Op een vrijdagnamiddag in Memphis vond hij zijn weg naar de Satellite Record Shop op McLemore in Memphis, wat toevallig de platenwinkel was aan de voorkant van de Stax studio's. Stax-oprichter Estelle Axton — die de platen op voorraad had en in feite besliste welke nummers singles moesten worden op basis van de klantrespons in de winkel — herkende Albert en wetende dat de blues nog steeds goed verkocht, dwong ze Albert om voor Stax op te nemen tegen de bezwaren van haar broer, Stax mede-oprichter Jim Stewart. Albert zou een van de meest blijvende artiesten van Stax worden, zijn albums en nummers behoren tot de meest geliefde van het label. Albert — die nooit een gitaarstring ontmoette die hij niet naar zijn wil kon buigen, noch een solo die hij niet kon laten klinken als een machinegeweer dat in een mijnenveld opengeschoten werd — was een perfecte aanvulling voor de piston-stomp van de Stax soul machine geleid door Booker T. & the M.G.’s. Hij was de laatste evolutie in de keten die begon met B.B.; een update van de blues die zich ontwikkelde gedurende de 15 jaar tussen de opkomst van de Drie Kings.

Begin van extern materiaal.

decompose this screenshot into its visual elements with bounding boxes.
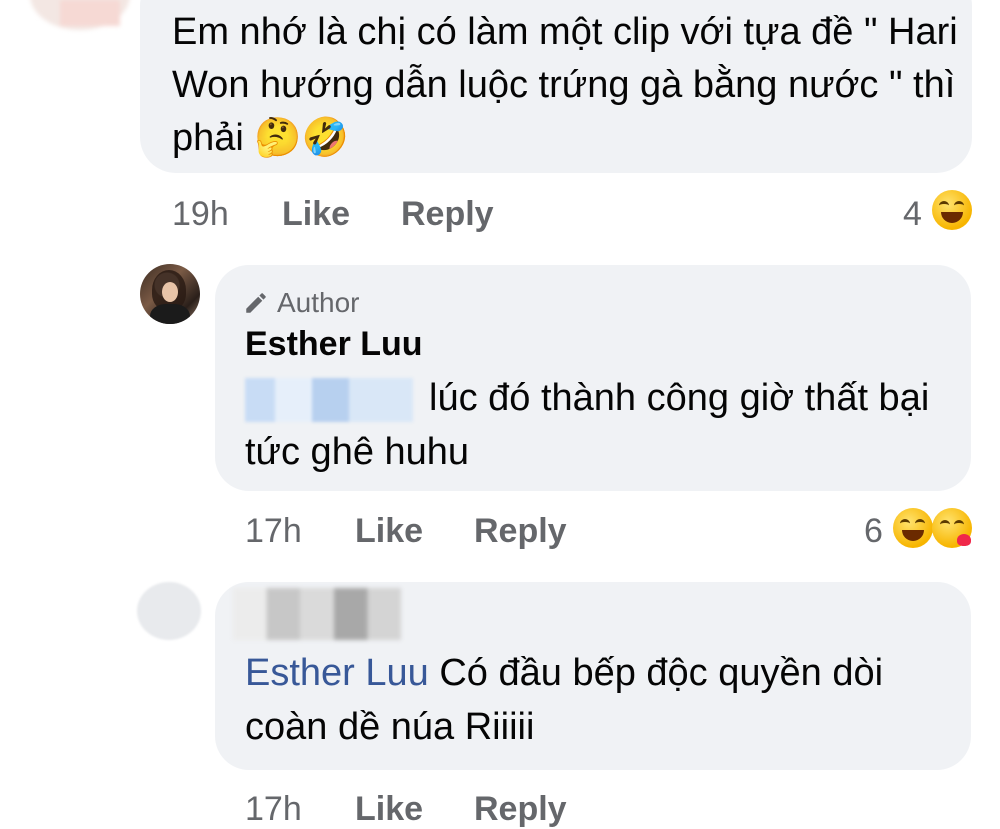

Het werk van de Drie Kings zou zichtbaar zijn in de blues in de jaren '70 en '80, met name in nieuwe spelers zoals Lonnie Brooks en Stevie Ray Vaughan (die een LP met Albert zou maken). Alle drie hebben in wezen onberispelijke catalogi gevuld met updates en herinterpretaties van de blues, hoewel de eindes van Freddie’s en Albert’s in de jaren '70 en '80 liggen; Freddie stierf in 1976, en Albert volgde in 1992. Iedere bluesgitarist die in de jaren na het koningschap van de Kings een Gibson of een flying V oppakte, is hen iets verschuldigd, en weet dat ook.
Andrew Winistorfer is Senior Director of Music and Editorial at Vinyl Me, Please, and a writer and editor of their books, 100 Albums You Need in Your Collection and The Best Record Stores in the United States. He’s written Listening Notes for more than 30 VMP releases, co-produced multiple VMP Anthologies, and executive produced the VMP Anthologies The Story of Vanguard, The Story of Willie Nelson, Miles Davis: The Electric Years and The Story of Waylon Jennings. He lives in Saint Paul, Minnesota.
Exclusive 15% Off for Teachers, Students, Military members, Healthcare professionals & First Responders - Get Verified!